Allan Raskin nodded furiously. “Absolutely. There’s research that clearly shows fluoride to be poisonous.”

“That’s not the point,” the girl in denim said. “Even if it were perfectly safe, the government has no right to put it in my drinking water. That’s a fascist act.”

Raskin nodded again. He pointed at her with a shake of his hand. “You’re damned right, Trudy. That’s a very
good point. Even if it’s harmless, it’s fascist.” He nodded again. And kept nodding as if he were following the train of implications even deeper within.

“Are you opposed to chloride too?” Jennifer said.

Trudy shook her head very hard. “No, I won’t be sidetracked,” she said. “That’s a red herring, Jennifer. It’s not to the issue. It’s exactly the kind of smoke screen they throw up to get our minds off the real issue, which is, and very clearly so, fascism.”

Jennifer saw me looking at her across the heads of the anti-fascists. She glanced quickly down at them, saw they weren’t looking at her, glanced back up at me, and crossed her eyes. I took a step closer and said, “Excuse me, Jennifer, I’d like to show you something over here if you could give me a minute.”

She nodded. “I’ll be back, Trudy,” she said, and stood up and walked with me to the other corner of the room.
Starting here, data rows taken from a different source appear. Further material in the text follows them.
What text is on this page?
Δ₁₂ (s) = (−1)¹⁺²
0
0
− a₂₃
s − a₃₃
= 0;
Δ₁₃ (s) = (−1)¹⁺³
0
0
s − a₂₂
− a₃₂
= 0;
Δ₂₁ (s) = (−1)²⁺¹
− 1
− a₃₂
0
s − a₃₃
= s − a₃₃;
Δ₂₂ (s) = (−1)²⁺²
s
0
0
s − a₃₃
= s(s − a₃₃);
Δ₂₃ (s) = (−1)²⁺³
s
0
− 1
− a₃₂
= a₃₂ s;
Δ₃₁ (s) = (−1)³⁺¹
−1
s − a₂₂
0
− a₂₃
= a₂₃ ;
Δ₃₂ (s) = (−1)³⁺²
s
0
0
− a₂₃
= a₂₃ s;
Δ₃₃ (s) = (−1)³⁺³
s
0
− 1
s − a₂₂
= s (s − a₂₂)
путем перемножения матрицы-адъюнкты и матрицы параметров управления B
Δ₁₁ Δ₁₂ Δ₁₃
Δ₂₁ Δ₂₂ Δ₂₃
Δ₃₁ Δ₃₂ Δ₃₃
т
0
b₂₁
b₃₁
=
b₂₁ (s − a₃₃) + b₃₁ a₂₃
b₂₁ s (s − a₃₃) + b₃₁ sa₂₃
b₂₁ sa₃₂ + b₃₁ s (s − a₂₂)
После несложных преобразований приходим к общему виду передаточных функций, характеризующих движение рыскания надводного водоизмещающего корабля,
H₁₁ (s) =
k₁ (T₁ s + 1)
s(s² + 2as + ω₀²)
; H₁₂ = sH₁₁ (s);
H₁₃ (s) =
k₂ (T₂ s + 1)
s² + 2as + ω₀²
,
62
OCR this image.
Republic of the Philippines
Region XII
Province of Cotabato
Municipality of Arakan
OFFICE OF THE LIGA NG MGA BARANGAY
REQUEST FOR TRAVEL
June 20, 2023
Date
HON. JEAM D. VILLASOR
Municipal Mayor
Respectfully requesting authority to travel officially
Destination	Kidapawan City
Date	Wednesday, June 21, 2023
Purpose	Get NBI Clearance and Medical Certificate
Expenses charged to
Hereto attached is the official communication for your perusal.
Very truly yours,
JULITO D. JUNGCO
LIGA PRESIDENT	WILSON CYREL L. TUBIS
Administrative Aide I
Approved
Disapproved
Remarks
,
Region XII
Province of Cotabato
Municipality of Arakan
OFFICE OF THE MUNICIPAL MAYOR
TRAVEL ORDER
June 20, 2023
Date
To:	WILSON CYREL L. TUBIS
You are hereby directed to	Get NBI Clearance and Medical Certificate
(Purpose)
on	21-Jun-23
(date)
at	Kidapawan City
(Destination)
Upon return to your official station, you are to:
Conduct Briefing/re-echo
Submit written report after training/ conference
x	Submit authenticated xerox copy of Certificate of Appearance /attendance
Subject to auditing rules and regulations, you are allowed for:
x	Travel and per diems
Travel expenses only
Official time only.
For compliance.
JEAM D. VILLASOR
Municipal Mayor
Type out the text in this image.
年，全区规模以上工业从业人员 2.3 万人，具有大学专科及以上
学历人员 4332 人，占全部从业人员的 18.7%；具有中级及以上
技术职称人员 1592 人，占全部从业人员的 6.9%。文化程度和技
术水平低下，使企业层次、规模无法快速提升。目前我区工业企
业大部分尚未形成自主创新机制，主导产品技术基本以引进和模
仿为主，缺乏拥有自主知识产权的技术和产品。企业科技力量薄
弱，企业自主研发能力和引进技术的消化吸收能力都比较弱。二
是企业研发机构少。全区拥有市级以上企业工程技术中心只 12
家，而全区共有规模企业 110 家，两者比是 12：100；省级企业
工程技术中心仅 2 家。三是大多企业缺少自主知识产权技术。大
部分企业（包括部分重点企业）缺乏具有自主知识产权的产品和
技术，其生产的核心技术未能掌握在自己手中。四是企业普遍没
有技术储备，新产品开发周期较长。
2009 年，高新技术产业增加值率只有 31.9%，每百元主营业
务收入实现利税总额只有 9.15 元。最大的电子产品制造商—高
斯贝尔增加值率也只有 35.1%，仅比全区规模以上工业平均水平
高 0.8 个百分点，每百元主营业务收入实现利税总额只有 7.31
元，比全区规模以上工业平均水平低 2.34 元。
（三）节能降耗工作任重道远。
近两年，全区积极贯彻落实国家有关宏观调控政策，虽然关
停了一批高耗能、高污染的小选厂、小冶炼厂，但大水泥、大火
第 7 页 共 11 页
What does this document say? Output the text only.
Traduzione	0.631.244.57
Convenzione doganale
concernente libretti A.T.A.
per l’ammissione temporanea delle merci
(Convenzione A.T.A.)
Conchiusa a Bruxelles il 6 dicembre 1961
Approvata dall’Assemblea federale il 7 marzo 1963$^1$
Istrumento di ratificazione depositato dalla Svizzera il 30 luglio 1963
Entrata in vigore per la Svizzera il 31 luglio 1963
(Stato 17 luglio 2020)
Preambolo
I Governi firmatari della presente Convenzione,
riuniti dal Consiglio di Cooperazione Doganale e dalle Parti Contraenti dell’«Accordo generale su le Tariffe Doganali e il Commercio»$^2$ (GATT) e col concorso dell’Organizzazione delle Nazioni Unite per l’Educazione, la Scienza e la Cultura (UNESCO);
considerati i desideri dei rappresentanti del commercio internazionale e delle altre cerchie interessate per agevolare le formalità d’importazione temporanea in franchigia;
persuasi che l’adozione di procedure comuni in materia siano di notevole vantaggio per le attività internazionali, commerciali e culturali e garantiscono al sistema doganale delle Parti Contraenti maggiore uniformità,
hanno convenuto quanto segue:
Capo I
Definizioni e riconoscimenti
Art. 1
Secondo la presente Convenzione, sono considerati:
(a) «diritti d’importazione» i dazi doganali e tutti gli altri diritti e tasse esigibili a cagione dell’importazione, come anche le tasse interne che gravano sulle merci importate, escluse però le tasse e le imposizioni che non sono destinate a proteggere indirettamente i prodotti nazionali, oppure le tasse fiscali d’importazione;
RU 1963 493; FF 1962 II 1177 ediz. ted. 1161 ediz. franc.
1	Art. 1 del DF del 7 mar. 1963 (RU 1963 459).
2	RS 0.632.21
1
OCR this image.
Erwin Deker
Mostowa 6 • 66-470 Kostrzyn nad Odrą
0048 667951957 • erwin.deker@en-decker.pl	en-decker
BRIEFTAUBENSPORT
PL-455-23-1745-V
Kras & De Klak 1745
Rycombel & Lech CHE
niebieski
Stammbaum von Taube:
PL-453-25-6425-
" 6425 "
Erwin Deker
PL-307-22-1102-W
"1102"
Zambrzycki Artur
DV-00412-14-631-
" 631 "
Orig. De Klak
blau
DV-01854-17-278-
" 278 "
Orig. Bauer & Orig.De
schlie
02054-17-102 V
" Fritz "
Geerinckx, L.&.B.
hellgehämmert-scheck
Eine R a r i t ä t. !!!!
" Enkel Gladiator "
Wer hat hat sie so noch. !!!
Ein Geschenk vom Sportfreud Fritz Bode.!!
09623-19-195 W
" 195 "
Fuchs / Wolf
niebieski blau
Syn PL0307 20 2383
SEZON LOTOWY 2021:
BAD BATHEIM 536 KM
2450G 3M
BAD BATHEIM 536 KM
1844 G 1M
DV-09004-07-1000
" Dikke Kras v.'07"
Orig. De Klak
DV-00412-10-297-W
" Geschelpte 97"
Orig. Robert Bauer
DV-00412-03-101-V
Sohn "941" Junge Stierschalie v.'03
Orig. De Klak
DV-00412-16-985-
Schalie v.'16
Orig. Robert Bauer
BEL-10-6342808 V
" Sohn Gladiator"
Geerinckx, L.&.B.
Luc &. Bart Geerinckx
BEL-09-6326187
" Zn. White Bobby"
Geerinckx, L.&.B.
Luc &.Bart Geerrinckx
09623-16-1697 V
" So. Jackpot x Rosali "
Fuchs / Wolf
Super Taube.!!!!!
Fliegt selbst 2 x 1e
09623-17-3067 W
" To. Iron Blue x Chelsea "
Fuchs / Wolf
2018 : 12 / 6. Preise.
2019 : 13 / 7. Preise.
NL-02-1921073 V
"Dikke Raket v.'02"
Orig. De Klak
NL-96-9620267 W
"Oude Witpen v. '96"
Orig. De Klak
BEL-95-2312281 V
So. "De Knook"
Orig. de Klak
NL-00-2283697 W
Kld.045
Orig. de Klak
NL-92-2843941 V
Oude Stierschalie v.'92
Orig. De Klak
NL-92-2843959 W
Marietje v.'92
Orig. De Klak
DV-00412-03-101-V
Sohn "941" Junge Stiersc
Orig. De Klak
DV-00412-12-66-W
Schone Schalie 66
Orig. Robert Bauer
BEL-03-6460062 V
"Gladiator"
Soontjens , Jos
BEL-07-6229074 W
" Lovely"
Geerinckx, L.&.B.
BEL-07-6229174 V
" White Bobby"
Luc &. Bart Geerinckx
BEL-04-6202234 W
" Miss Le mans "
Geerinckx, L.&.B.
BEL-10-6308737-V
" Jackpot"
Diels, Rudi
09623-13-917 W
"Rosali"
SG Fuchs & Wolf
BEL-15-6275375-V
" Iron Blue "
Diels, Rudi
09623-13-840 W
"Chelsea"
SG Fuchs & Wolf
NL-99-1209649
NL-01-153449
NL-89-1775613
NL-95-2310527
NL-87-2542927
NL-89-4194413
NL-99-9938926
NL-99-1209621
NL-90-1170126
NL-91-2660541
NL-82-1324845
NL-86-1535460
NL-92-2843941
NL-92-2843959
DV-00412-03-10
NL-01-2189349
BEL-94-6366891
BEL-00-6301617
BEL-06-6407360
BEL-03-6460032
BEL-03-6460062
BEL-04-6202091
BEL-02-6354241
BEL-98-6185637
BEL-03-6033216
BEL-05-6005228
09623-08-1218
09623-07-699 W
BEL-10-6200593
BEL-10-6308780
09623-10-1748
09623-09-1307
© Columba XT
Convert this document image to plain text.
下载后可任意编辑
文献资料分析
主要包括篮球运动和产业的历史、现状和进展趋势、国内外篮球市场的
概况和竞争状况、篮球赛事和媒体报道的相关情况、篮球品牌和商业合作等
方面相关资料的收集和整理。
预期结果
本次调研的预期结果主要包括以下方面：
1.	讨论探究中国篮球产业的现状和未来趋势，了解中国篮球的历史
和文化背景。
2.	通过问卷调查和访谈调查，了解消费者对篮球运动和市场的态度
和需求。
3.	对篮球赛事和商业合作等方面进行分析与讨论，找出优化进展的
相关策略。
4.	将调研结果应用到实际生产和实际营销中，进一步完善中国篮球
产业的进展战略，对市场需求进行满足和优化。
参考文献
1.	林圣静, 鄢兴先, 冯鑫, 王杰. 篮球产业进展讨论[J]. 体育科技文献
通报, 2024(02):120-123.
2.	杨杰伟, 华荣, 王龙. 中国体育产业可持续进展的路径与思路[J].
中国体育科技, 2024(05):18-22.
“Thanks,” she said. “I have learned more about fascism and crypto-fascism and covert fascism than I ever really wanted to know.”

“How come people whose area of specialization and, you’d assume, interest, is literature spend all their time talking about politics?”

“They don’t,” Jennifer said. “Just the graduate students do that. The undergraduates talk about grades and the professors talk about tenure and promotion.”